1703
San Petersburgo
Montaña rusa
El frío del invierno en San Petersburgo es descomunal. Cuando levanta sobre los terrenos pantanosos del delta del Nevá, la humedad se puede agarrar con las manos. Duelen los dientes y la nariz al respirar, arden los ojos y la piel se encarna. Pero el alma rusa es sufrida y padece rigores más duros que el clima. Pedro no lleva la cuenta de cuántos siervos se le mueren mientras construye su ciudad real, su «ventana a Europa». Está resuelto a occidentalizar Rusia. Le aburre escuchar a los afeminados diplomáticos franceses cuando se refieren a él como «príncipe oriental» o se sorprende al escucharlos murmurar «tártaro». Infames. La ciudad está quedando magnífica, monumental, como las estepas de su patria.
En la nueva capital no solo se construyen los palacios del zar, también se establecen los grandes señores que se arriman al poder imperial, funcionarios, embajadores, generales y toda una cohorte de servidumbre para alimentarlos y limpiarlos.
En invierno todo se congela, incluso el espíritu, y la melancolía avanza junto a la bruma que se levanta de las marismas.
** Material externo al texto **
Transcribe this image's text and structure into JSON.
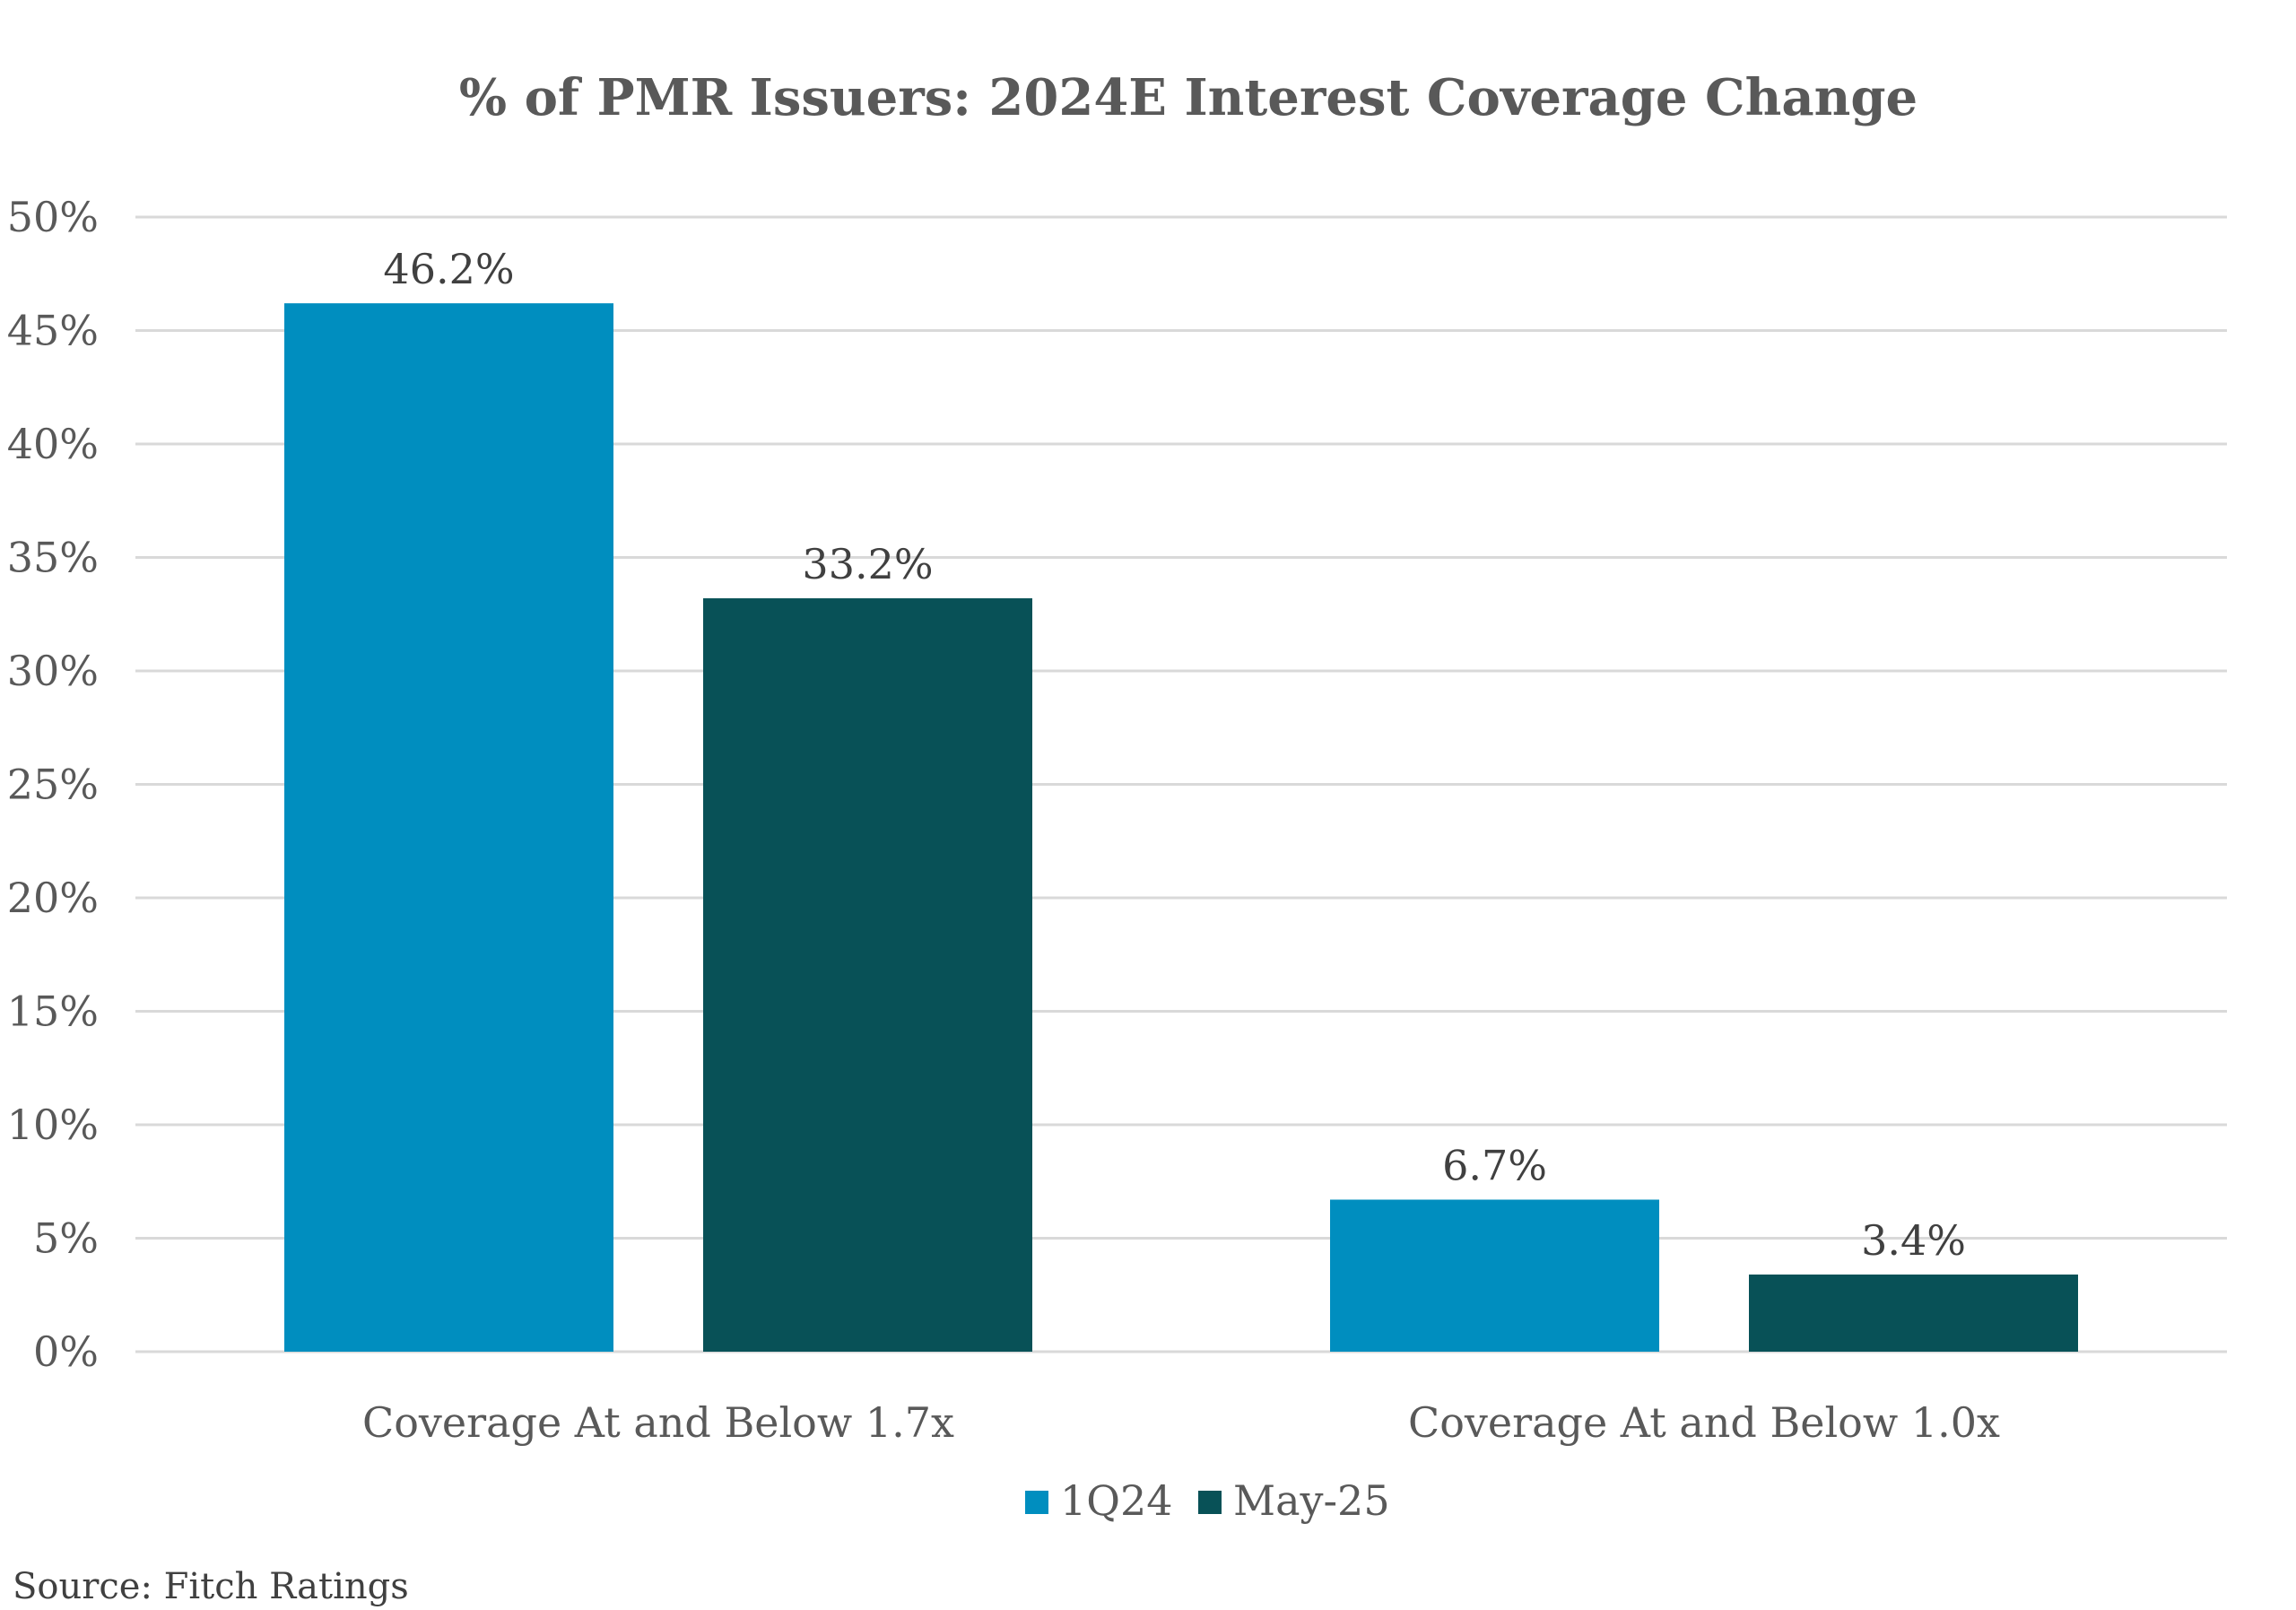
{
  "chart_data": {
    "type": "bar",
    "title": "% of PMR Issuers: 2024E Interest Coverage Change",
    "xlabel": "",
    "ylabel": "",
    "categories": [
      "Coverage At and Below 1.7x",
      "Coverage At and Below 1.0x"
    ],
    "series": [
      {
        "name": "1Q24",
        "values": [
          46.2,
          6.7
        ],
        "labels": [
          "46.2%",
          "6.7%"
        ],
        "color": "#008EBF"
      },
      {
        "name": "May-25",
        "values": [
          33.2,
          3.4
        ],
        "labels": [
          "33.2%",
          "3.4%"
        ],
        "color": "#085157"
      }
    ],
    "ylim": [
      0,
      50
    ],
    "yticks": [
      0,
      5,
      10,
      15,
      20,
      25,
      30,
      35,
      40,
      45,
      50
    ],
    "ytick_labels": [
      "0%",
      "5%",
      "10%",
      "15%",
      "20%",
      "25%",
      "30%",
      "35%",
      "40%",
      "45%",
      "50%"
    ],
    "grid": true,
    "legend_position": "bottom-center",
    "source": "Source: Fitch Ratings"
  }
}
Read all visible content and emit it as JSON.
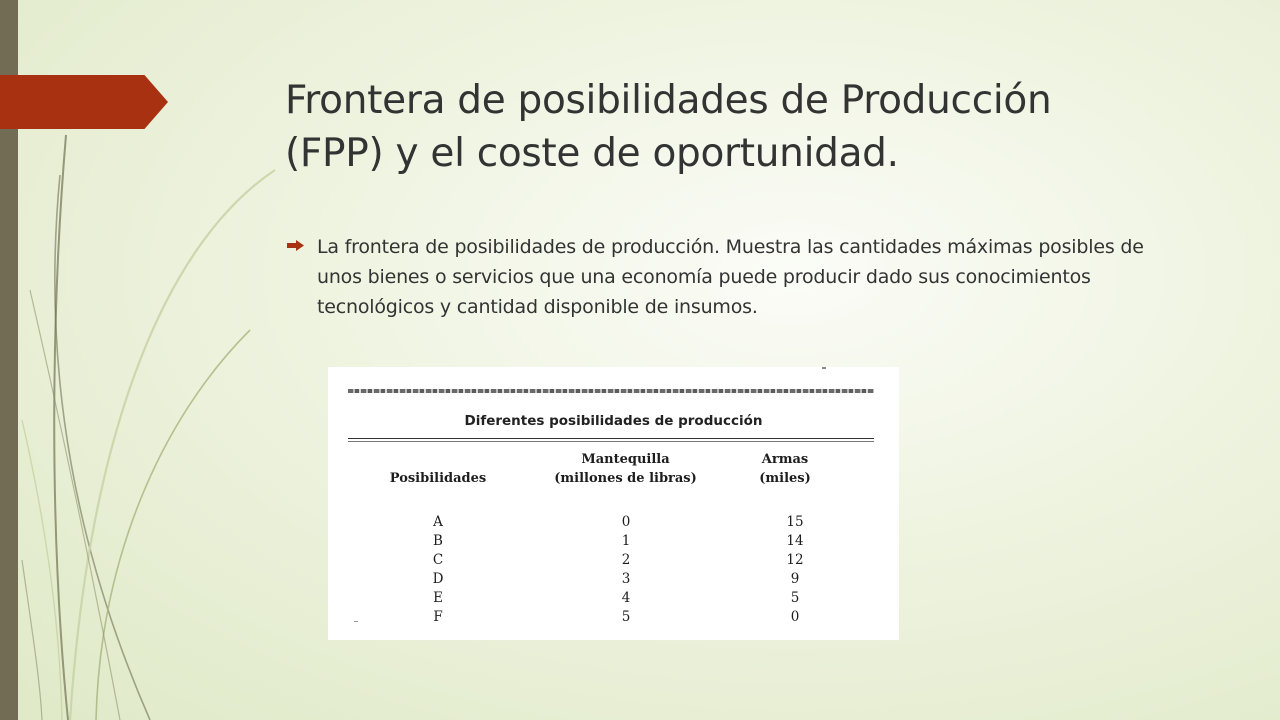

Hay que alegrar a las almas en pena hasta la próxima primavera. Pedro manda construir un tobogán de madera, ancho, largo y empinado, a lo Grande, como él. Las nieves se acumulan y se solidifican sobre el tobogán que sirve de plataforma para deslizarse sobre un trineo, veinticinco metros hacia abajo, por una pendiente pronunciada. Con la cara irritada por el frío y los pulmones sin aire de tanto grito y carcajada, los Romanov y su séquito vuelven a vivir.